Vanguard’s Australian Shares Index ETF surpassed $20 billion in assets at the end of May, growing 34 per cent over the year from $14.9 billion and becoming the largest exchange-traded fund (ETF) in Australia.
The size is almost double the second-largest ETF which is the $11 billion Vanguard MSCI Index International Shares ETF.
The success of Vanguard means it now represents 27.3 per cent of the Australian ETF industry with $74.6 billion in funds under management and 31 ETFs available.
Looking at flows year-to-date, Vanguard has seen flows of $6.2 billion which represents 32 per cent of all total ETF flows.
This sum is 181 per cent higher than its flows at this point in 2024 when they stood at $2.2 billion and put Vanguard in third place behind Betashares and iShares.
Betashares, which held the top position this time last year with 28 per cent of total flows, dropped into second position with YTD flows of $5.3 billion, up 120 per cent from flows of $2.4 billion in May 2024.
Last year’s second place provider, iShares, saw only a moderate rise in comparison to the two leaders with growth of $2.9 billion or 31 per cent.

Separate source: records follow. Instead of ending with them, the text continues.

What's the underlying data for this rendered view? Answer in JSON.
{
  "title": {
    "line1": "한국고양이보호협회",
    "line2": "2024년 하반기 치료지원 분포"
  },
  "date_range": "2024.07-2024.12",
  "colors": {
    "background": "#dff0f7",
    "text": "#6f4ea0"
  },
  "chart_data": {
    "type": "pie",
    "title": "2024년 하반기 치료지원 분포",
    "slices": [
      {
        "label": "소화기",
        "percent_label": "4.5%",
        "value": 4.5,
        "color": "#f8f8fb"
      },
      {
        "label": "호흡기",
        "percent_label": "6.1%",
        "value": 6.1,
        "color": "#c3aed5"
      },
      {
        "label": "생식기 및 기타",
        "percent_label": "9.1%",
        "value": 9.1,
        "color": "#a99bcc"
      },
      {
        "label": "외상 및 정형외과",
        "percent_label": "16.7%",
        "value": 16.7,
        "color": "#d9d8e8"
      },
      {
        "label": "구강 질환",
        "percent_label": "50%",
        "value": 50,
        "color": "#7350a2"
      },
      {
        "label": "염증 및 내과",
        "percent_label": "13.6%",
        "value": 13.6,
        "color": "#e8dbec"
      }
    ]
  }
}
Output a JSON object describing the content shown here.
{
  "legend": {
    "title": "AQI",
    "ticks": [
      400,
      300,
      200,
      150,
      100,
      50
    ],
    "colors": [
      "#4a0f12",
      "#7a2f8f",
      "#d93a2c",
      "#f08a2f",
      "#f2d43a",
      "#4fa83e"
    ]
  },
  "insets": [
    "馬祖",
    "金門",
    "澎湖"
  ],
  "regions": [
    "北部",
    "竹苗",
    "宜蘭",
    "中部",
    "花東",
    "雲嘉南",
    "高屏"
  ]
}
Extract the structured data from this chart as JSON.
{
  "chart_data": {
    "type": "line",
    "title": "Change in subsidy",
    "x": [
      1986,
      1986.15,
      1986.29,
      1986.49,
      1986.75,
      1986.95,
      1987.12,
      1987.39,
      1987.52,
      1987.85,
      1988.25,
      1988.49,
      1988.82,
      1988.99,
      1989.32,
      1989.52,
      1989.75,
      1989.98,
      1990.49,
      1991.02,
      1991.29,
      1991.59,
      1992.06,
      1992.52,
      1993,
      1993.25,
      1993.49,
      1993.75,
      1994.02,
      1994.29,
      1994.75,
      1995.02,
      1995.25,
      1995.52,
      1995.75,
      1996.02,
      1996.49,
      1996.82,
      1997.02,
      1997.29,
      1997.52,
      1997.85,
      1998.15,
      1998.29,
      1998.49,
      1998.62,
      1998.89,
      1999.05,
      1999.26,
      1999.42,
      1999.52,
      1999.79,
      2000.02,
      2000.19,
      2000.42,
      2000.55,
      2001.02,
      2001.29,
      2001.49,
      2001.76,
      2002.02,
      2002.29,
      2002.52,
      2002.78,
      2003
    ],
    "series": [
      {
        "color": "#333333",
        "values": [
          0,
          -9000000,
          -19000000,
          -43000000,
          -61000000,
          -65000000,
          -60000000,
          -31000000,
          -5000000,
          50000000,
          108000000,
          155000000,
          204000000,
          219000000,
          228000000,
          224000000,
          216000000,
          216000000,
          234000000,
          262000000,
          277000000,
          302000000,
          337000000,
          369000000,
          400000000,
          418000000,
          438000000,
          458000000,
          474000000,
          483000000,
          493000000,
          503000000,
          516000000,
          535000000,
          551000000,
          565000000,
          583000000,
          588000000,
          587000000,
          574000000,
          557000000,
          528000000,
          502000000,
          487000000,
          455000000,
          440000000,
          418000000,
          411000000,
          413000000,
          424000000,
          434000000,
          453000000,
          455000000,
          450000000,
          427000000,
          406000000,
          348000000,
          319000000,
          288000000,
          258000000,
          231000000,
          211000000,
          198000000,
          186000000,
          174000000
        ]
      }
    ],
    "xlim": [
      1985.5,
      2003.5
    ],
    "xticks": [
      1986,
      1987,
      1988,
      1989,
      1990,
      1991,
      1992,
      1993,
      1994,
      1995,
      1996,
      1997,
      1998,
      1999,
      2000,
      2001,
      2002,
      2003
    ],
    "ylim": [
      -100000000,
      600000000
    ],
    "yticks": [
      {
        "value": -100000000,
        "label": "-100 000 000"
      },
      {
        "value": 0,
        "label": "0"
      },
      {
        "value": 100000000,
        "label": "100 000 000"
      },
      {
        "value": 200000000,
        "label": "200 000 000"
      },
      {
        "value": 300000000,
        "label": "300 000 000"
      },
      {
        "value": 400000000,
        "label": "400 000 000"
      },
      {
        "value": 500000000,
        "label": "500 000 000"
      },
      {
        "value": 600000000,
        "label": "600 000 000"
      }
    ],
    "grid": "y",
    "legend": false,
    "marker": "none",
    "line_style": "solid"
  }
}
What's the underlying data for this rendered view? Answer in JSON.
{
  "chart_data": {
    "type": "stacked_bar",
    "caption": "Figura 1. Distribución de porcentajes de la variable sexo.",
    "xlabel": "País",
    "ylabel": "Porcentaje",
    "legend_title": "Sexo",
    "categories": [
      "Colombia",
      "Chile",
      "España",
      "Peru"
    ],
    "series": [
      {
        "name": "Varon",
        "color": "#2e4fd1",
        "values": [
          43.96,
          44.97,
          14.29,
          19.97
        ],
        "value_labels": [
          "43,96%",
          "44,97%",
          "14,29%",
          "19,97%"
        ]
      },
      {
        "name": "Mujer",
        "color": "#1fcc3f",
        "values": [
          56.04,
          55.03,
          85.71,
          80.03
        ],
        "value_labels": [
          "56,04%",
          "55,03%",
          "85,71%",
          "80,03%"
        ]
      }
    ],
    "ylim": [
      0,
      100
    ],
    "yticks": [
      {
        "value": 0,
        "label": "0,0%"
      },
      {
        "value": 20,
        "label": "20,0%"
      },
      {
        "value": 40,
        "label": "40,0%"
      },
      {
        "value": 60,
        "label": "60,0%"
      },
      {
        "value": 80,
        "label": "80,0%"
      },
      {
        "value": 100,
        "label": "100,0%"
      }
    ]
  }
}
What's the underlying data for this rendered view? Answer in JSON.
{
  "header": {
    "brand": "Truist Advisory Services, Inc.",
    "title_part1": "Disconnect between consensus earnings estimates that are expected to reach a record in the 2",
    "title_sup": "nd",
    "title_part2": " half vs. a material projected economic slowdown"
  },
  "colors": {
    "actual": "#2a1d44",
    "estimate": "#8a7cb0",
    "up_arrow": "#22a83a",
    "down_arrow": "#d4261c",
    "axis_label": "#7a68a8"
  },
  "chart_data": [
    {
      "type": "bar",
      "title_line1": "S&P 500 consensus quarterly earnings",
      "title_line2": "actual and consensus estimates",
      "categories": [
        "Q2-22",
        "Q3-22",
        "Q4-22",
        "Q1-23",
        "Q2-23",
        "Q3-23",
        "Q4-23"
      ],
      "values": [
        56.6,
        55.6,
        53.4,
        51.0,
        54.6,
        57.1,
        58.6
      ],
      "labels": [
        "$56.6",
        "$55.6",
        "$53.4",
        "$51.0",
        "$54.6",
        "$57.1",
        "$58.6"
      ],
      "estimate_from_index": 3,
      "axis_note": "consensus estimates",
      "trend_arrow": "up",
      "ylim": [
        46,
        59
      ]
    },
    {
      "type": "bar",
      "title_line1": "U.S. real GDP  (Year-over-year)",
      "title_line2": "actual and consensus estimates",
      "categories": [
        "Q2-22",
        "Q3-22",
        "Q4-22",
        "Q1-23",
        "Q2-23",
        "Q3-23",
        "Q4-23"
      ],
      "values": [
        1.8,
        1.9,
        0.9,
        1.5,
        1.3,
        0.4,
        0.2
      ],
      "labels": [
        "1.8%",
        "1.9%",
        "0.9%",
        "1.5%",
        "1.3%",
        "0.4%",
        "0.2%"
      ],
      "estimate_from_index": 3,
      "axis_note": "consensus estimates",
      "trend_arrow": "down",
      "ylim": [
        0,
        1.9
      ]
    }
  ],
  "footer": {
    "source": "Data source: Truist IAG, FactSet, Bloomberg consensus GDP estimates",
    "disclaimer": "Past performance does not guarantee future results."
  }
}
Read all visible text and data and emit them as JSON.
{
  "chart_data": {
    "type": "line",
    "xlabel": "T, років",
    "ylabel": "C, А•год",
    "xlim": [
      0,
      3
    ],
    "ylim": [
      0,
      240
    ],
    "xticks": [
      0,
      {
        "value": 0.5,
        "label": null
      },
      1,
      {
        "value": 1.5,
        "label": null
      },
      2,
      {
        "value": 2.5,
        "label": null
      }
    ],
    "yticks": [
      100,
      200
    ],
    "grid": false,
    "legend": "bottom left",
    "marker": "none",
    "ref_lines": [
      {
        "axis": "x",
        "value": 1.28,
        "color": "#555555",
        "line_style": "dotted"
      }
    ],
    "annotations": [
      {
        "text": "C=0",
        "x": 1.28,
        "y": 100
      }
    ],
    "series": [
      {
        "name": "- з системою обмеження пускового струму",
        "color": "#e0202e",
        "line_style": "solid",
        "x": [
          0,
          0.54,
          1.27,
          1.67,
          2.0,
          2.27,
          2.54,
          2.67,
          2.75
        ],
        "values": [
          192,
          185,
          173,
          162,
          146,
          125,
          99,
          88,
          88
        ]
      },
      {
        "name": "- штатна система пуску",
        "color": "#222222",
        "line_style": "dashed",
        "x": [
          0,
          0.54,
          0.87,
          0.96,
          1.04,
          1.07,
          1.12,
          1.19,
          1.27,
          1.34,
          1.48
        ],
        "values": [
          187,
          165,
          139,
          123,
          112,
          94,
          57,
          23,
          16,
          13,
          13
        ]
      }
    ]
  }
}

Looking at total funds under management, Vanguard has a 27.3 per cent market share, Betashares has an 18.8 per cent share with $51.4 billion in funds under management, and iShares has $45.8 billion in funds under management, representing a 16.7 per cent market share.
This means the three-largest providers now account for almost two-thirds of the Australian ETF industry while fourth-largest firm VanEck has just 9.4 per cent market share.
Commenting on the growth of the Vanguard Australian Shares Index, managing director of Vanguard Australia, Daniel Shrimski, said: “The growth of VAS reflects the increasing confidence Australian investors have in index investing and the Vanguard approach.
“ETFs like VAS have democratised investing. They’ve made it possible for everyday Australians to build wealth in a simple, low-cost and effective way.
“The benefits of indexing – transparency, diversification, and low costs – are better understood now, but we’ve still got work to do.”